エレベーターの中は一面、小さな電球が放つ赤い光に支配されていた。さっきまで聞こえていた駆動音が消えて妙に静かになっている。


「え……え? うそ?」


エレベーターが――止まっていた。

よりにもよってこのタイミングで。


「ええええ!? う、うそでしょ!? ちょっと!」


わたしはあわてて「開」ボタンを連射した。しかしうんともすんとも言わない。


「えーっ!? ど、どどどどうしよこんななにこれ!?」

「……。ちょ、ちょっとあの。落ち着いて。非常用のボタンを押してください。上についてる」


おじさんがこっちに近付いてきて、わたしの頭ごしに非常用と書かれた黒いボタンを押した。

赤い電灯が消えて元通りに蛍光灯が光りだす。


「あっ直った! よかった!」

「……明りは直りましたが。しかし……動きませんね」


電気は戻ったものの、やっぱりエレベーターは止まったまま動かなかった。どこか故障してしまったみたいだ。


「……。えと、これって」

「ちょっとどいてください。そこの電話を使いましょう」


おじさんはてきぱきと動きはじめ、非常ボタンの近くに備え付けられていた受話器を手に取った。

おそらくは管理人室かどこかに繋がっているそれに向かって話しかけはじめる。


「もしもし、もしもーし。
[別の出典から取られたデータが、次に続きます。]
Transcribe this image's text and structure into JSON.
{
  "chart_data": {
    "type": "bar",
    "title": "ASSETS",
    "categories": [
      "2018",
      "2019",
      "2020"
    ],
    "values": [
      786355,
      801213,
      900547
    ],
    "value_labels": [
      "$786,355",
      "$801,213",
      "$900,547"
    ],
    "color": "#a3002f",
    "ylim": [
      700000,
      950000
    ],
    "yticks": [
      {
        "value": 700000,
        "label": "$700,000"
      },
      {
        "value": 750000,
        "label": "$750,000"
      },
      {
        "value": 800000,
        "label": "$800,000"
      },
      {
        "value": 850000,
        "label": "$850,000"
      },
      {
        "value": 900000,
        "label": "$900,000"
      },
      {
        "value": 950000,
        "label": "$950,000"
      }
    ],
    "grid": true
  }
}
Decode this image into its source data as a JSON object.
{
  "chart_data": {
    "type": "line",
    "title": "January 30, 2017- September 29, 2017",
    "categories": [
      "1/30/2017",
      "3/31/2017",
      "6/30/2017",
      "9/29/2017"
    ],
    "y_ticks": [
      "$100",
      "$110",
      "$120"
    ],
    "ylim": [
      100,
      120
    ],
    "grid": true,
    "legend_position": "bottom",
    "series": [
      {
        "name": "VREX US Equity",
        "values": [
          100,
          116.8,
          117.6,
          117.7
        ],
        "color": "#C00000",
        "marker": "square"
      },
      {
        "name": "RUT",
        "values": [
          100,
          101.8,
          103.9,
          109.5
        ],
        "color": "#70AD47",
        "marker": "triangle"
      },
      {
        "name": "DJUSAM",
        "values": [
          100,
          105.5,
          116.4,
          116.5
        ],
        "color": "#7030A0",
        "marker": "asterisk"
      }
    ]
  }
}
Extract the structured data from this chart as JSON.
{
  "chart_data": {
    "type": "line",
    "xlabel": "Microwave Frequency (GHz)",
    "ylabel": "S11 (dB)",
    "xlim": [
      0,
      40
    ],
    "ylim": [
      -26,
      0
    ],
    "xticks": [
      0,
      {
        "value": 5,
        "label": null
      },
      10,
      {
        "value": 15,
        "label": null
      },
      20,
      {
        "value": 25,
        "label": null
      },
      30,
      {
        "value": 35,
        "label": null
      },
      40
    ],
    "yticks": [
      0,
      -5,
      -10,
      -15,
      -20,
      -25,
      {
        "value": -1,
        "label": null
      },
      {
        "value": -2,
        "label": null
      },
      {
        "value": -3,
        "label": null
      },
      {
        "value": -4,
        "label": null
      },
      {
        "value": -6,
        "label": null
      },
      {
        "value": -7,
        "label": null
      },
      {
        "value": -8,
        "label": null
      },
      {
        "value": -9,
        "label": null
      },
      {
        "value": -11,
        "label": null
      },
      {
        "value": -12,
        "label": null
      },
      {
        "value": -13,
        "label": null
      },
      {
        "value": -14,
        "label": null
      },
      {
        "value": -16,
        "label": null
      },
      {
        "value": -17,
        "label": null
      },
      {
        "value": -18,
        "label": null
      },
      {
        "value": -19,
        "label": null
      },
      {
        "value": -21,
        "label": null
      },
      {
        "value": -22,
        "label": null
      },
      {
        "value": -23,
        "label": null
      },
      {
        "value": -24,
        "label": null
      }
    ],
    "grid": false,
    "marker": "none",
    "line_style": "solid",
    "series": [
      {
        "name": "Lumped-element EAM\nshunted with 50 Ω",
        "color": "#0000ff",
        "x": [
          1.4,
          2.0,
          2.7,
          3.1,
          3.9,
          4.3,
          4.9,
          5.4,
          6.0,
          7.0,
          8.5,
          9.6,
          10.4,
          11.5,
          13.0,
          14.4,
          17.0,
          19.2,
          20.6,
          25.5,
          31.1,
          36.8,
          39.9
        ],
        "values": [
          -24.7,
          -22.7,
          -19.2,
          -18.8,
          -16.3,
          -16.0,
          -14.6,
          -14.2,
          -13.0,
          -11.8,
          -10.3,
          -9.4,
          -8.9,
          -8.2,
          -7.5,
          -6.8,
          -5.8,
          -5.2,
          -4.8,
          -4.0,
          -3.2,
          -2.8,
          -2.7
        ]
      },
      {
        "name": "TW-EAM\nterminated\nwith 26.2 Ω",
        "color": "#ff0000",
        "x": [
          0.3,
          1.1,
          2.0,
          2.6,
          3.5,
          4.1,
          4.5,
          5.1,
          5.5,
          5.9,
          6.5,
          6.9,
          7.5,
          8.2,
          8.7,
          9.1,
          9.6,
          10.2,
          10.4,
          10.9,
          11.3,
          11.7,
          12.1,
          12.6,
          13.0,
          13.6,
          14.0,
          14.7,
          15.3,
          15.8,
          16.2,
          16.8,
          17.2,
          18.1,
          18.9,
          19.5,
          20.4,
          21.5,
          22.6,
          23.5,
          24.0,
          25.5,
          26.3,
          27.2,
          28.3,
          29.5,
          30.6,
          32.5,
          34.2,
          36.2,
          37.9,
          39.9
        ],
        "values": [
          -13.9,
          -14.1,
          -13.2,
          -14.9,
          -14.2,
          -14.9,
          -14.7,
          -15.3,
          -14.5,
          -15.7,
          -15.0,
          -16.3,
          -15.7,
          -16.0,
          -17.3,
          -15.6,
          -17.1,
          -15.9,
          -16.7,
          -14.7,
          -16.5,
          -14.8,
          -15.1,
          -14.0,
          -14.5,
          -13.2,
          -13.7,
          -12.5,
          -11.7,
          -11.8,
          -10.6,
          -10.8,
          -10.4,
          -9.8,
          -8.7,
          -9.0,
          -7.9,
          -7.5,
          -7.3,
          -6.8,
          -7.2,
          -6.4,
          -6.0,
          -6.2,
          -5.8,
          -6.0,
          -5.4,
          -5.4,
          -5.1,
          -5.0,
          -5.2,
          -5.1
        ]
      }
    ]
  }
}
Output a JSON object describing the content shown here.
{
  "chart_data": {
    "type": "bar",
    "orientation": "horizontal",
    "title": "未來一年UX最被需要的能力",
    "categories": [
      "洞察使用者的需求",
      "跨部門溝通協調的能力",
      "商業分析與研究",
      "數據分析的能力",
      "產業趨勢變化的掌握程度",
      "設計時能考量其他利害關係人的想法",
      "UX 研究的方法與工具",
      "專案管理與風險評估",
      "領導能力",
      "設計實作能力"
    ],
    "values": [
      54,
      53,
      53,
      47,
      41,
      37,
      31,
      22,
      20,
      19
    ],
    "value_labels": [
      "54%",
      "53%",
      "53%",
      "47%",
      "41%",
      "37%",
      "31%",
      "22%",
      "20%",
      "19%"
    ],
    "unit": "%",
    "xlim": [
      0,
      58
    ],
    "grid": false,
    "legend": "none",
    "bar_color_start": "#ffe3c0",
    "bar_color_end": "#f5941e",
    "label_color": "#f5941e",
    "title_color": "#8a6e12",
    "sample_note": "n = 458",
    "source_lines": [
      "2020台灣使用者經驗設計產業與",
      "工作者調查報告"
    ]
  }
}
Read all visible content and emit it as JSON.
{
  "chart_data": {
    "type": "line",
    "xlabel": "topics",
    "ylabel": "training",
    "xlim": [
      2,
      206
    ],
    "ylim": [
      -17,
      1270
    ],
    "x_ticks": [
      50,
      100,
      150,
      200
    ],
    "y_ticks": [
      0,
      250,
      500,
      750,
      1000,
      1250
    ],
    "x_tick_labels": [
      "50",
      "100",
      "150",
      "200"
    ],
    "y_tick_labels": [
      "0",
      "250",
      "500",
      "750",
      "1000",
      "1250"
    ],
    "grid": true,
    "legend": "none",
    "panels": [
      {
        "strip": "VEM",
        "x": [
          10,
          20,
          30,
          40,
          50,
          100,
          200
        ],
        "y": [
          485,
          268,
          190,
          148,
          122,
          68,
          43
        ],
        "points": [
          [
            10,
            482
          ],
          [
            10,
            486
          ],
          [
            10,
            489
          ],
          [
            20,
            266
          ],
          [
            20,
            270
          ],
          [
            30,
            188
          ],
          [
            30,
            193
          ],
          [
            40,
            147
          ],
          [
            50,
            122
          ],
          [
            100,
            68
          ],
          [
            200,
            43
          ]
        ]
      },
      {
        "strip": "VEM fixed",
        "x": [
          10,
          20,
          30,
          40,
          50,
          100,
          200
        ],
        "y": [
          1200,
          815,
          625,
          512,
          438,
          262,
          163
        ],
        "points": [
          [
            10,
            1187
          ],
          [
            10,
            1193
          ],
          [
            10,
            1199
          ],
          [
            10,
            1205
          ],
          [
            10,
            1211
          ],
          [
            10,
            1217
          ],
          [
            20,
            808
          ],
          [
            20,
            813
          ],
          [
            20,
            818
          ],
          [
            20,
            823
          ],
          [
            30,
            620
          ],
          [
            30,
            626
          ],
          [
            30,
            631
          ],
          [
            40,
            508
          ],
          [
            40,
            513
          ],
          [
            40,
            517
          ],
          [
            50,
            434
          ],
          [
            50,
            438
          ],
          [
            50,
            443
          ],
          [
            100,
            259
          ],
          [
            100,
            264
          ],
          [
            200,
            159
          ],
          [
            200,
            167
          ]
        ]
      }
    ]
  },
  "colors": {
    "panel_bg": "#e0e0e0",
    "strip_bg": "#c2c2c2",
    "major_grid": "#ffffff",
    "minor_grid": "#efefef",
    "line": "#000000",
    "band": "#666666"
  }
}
――あ、はい。そうです、止まってしまいました。ええはい。……分かりました、業者を。はい……はい」


いくらか話をしてから、おじさんが受話器を置いた。

こちらに向かって振り返る。


「故障……だそうです。管理人さんが今急いで業者を呼ぶそうで」

「はあ」

「待ちですね。しばらくかかるかなぁ……」


ボリボリともう髪のない頭をかいて、憮然とした顔のおじさんがすっと離れていく。こっちと距離を取ってすみっこの方に縮こまった。


「……」


わたしはそんな座りこんだおじさんを眺めながら、呆然としていた。

エレベーターに閉じ込められてしまった。見知らぬ中年男性と共に。


「う、そ」


わたしはもう一度、恐る恐るおじさんの方を見てみた。

ふと――わずかに目があった。

背中にぞわりと鳥肌が立ったのが分かった。わたしはさっと目を逸らす。


その時のわたしには、一瞬だけ見えたおじさんのその目が――

くさいとバカにされて怒りの混じった、若い獲物を狙うねちっこく脂っこい視線に見えてしまっていた。






ひどく蒸し暑かった。


停止したエレベーターの中は空調が利いていないらしく、篭もった熱気で満ちていた。

私はそう広くないエレベータの隅に座りこみ助けが来るのを待っている。


「……」


私の対面には、同じく閉じ込められてしまった少女が俯いて座っていた。そのすぐ脇には学生かばんが立てかけられている。

どうも気まずい。


こういう特殊な事情でお互いに閉じ込められた他人同士というのもあるが――先ほどのやりとりが尾を引いていた。

931。く、くさい……。


ちょっとショックであった。自分はそんなに臭いんだろうか……。

とはいえこの硫黄臭さは別に加齢臭というわけではなく、悪魔独特の匂いなのである。


人の身を模して生きているとはいえ、悪魔の匂いまではなかなか消せないものだ。ついつい油断すると時折漏れてしまうことがある。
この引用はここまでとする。